Beside Leslau last week was the publication of Merrill Lynch's monthly fund manager survey, which was positively bursting in upbeat sentiment. Fund managers are running down their long cash positions and putting money to work, with a fifth of those fund managers saying that they expect corporate profits to improve in the next 12 months. These are, of course, the same fund managers that were horribly gloomy at the turn of the year.

Forgive me for re-inserting some gloom for a moment but I just don't really think this new found confidence is build upon solid ground. If anyone is going to get a flotation done they had better be damn quick because the foundations of this rally are fragile. True, the FTSE has risen by 25 per cent since March but, as last week showed, signs of tiredness are creeping in.
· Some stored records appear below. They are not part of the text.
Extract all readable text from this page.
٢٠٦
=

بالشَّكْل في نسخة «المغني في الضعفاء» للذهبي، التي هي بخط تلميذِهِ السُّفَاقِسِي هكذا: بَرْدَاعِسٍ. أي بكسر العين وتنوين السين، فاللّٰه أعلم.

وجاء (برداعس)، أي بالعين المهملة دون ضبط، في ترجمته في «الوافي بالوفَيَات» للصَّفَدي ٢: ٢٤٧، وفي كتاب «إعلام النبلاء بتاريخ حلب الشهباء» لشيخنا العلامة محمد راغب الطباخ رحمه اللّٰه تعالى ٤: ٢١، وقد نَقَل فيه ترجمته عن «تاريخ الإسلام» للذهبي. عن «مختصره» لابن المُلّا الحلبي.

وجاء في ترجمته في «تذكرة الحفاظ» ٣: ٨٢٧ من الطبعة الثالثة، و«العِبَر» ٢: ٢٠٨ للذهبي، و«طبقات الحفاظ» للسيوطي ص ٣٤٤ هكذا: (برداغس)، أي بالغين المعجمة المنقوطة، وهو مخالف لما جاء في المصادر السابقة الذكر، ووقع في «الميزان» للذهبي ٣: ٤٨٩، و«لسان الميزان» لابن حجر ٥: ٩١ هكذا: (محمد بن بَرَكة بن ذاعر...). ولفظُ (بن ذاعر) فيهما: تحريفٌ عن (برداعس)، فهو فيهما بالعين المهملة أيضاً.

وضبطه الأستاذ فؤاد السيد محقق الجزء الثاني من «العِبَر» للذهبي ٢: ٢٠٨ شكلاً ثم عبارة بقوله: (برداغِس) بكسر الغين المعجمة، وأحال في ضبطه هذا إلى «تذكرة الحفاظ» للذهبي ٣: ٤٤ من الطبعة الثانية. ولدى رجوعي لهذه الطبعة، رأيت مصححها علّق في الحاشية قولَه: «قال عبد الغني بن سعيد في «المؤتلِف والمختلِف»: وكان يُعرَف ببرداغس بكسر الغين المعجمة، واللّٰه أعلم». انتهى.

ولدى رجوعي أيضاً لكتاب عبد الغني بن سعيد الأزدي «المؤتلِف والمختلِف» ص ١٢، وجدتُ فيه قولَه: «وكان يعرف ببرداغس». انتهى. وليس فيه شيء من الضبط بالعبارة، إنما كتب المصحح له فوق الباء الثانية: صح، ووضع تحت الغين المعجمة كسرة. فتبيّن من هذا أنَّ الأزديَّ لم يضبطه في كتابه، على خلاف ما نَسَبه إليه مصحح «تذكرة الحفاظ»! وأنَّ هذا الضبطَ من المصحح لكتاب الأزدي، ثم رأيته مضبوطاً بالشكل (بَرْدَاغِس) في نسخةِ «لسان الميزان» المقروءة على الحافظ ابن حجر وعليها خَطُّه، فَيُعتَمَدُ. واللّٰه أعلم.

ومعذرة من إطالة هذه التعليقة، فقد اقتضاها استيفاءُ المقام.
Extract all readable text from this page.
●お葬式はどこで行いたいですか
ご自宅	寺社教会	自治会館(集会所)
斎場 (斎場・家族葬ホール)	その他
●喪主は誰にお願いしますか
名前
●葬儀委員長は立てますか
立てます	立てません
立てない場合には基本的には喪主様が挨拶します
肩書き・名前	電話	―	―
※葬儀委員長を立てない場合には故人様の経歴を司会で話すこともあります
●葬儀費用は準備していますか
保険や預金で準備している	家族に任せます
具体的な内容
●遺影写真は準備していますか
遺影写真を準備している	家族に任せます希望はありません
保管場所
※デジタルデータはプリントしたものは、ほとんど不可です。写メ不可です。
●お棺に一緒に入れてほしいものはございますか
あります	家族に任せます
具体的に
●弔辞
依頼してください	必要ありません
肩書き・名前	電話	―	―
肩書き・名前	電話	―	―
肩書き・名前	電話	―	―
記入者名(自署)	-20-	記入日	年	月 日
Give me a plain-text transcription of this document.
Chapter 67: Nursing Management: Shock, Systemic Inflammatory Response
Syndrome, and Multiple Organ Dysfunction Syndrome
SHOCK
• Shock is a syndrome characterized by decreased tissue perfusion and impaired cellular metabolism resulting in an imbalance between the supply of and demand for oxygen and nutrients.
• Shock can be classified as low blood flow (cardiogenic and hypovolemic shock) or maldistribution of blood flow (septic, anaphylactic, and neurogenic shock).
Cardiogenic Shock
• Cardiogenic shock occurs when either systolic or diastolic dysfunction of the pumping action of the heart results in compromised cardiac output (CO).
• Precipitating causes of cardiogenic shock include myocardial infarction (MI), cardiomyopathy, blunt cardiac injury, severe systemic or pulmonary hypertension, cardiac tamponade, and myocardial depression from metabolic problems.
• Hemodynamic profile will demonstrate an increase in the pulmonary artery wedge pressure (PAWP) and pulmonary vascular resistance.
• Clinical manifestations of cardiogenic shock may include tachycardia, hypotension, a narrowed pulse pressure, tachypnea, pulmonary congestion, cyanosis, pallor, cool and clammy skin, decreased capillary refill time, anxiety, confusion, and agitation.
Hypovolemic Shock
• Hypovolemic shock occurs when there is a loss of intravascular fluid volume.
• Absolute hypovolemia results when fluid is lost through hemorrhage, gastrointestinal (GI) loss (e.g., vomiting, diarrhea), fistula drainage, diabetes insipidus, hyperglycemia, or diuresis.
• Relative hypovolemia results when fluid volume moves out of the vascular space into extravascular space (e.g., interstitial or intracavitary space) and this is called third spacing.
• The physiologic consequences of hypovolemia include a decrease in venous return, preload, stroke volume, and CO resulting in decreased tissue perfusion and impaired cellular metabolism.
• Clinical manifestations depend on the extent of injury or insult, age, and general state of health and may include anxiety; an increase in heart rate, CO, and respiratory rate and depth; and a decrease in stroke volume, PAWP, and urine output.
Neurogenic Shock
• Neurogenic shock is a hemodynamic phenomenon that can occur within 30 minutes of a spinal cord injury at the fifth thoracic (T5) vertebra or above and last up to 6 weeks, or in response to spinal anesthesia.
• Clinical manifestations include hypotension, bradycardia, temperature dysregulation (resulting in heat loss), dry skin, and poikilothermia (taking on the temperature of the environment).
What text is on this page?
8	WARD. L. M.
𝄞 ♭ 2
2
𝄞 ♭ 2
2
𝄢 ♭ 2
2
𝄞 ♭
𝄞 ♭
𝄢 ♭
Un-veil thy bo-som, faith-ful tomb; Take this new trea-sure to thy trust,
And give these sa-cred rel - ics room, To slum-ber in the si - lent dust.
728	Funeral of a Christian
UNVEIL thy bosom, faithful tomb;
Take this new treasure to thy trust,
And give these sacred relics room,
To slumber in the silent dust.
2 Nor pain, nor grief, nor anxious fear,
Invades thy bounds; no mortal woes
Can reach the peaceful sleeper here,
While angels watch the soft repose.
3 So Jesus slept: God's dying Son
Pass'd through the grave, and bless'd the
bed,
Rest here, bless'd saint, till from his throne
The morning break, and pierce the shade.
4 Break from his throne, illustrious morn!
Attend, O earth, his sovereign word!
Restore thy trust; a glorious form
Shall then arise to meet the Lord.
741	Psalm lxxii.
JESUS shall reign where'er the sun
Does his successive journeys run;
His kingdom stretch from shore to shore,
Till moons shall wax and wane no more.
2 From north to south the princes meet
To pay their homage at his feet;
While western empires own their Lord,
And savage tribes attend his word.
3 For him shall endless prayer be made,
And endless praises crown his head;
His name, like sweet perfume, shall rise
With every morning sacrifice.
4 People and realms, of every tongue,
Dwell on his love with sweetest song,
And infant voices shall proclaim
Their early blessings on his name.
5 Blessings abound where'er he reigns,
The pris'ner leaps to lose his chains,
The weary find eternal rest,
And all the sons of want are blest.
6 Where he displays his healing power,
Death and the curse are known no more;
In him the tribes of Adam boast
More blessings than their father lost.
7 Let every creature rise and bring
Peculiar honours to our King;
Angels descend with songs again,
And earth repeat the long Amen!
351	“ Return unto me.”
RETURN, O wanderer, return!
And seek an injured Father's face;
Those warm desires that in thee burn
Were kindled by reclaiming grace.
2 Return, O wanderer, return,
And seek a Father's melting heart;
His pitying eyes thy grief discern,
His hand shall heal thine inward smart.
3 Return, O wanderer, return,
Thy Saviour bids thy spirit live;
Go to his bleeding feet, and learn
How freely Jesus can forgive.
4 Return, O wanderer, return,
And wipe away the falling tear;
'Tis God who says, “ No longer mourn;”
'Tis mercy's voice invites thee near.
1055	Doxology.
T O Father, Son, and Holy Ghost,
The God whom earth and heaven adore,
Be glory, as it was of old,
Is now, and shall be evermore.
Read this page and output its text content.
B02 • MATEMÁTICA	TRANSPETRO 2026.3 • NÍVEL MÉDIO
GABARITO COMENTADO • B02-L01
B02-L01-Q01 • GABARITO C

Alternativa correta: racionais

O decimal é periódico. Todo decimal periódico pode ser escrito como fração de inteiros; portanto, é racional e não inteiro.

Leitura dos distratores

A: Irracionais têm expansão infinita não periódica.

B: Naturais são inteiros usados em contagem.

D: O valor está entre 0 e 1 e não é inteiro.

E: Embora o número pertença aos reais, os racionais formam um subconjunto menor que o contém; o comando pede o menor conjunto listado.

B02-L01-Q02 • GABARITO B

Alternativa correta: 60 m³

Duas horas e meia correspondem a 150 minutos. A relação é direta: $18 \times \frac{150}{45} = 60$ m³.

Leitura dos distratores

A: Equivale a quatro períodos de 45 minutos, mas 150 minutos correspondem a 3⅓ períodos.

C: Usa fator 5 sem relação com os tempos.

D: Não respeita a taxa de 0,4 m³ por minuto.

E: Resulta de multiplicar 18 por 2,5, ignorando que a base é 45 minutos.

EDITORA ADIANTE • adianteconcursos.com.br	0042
Another correction and that brittle confidence will snap.

Firms have a window to get things done but that window is set to close quite quickly. June is around the corner and the summer shutdown will start. September will see a brief opening but the hunkering down before Christmas and the banks' year ends is likely to start in October. Those green shoots might be sprouting but don't get too excited.

Travel isn't declining because of pigs or the media: it's called a recession

A striking thing about the swine flu scare was how people avoided overreacting to the virus threat. The London Underground was as crammed as ever, people worked without wearing masks, and flying around the City was an email picturing Winnie the Pooh walking home with Piglet, in which the honey-loving bear is thinking: "If the pig sneezes, he's dead."

It would seem that everyone was sufficently informed to realise that we were not in the grip of a pandemic, but rather that there was the potential for H1N1 to spread. It was, after all, only in a second, more violent, wave that the Spanish flu of 1918-19 took so many lives.

Despite the relative calm, top travel bosses would have us believe that the media has whipped up a frenzy that is destroying their industry. At last weekend's Global Travel & Tourism Summit in Brazil, senior travel figure after senior travel figure laid into the media over its coverage. Jean-Claude Baumgarten, the president of the World Travel & Tourism Council, even bemoaned the sector's "lack of control over how the media handled the story".

Mexican hoteliers at the conference told sob stories of how the worldwide media coverage had turned the country's travel resorts into ghost towns. Hotel occupancy there is barely 5 per cent.

Blaming the media – and yes, I would say this, wouldn't I? – has become a cop-out. There is still the potential for the virus to adapt, and the media would not be doing its job if it failed to warn of the possibility that H1N1 could become a pandemic. The coverage was obviously going to hurt Mexico, where the scare began. But otherwise there is the feeling that the travel industry is looking for someone to blame for their falling sales.

Travel is suffering because of the decline in discretionary spending in a time of recession, not because of the way the media has covered our germ-ridden, porcine friends.

Money grows on hedgies: Lawyers set to feast on turmoil

When those legal guys get a smell of blood they really do go for the jugular, don't they? I'm told that a presentation on hedge funds drew a packed audience of legal bods right through to practising QCs and judges. Apparently many lawyers hadn't the foggiest idea about even the basics at the start of the seminar. However, by the end of the evening it was, by all accounts, smiles all round at the prospect of an avalanche of legal strife in the hedge funds world. America has had its fair share of hedge-fund travails in the past year, the most prominent being the Madoff scandal, but we Brits have got off lightly, with the Weavering Capital mess perhaps the worst. Sadly, more are likely to emerge. Poor old investors will once again lose out while the lawyers profit. Some things never change.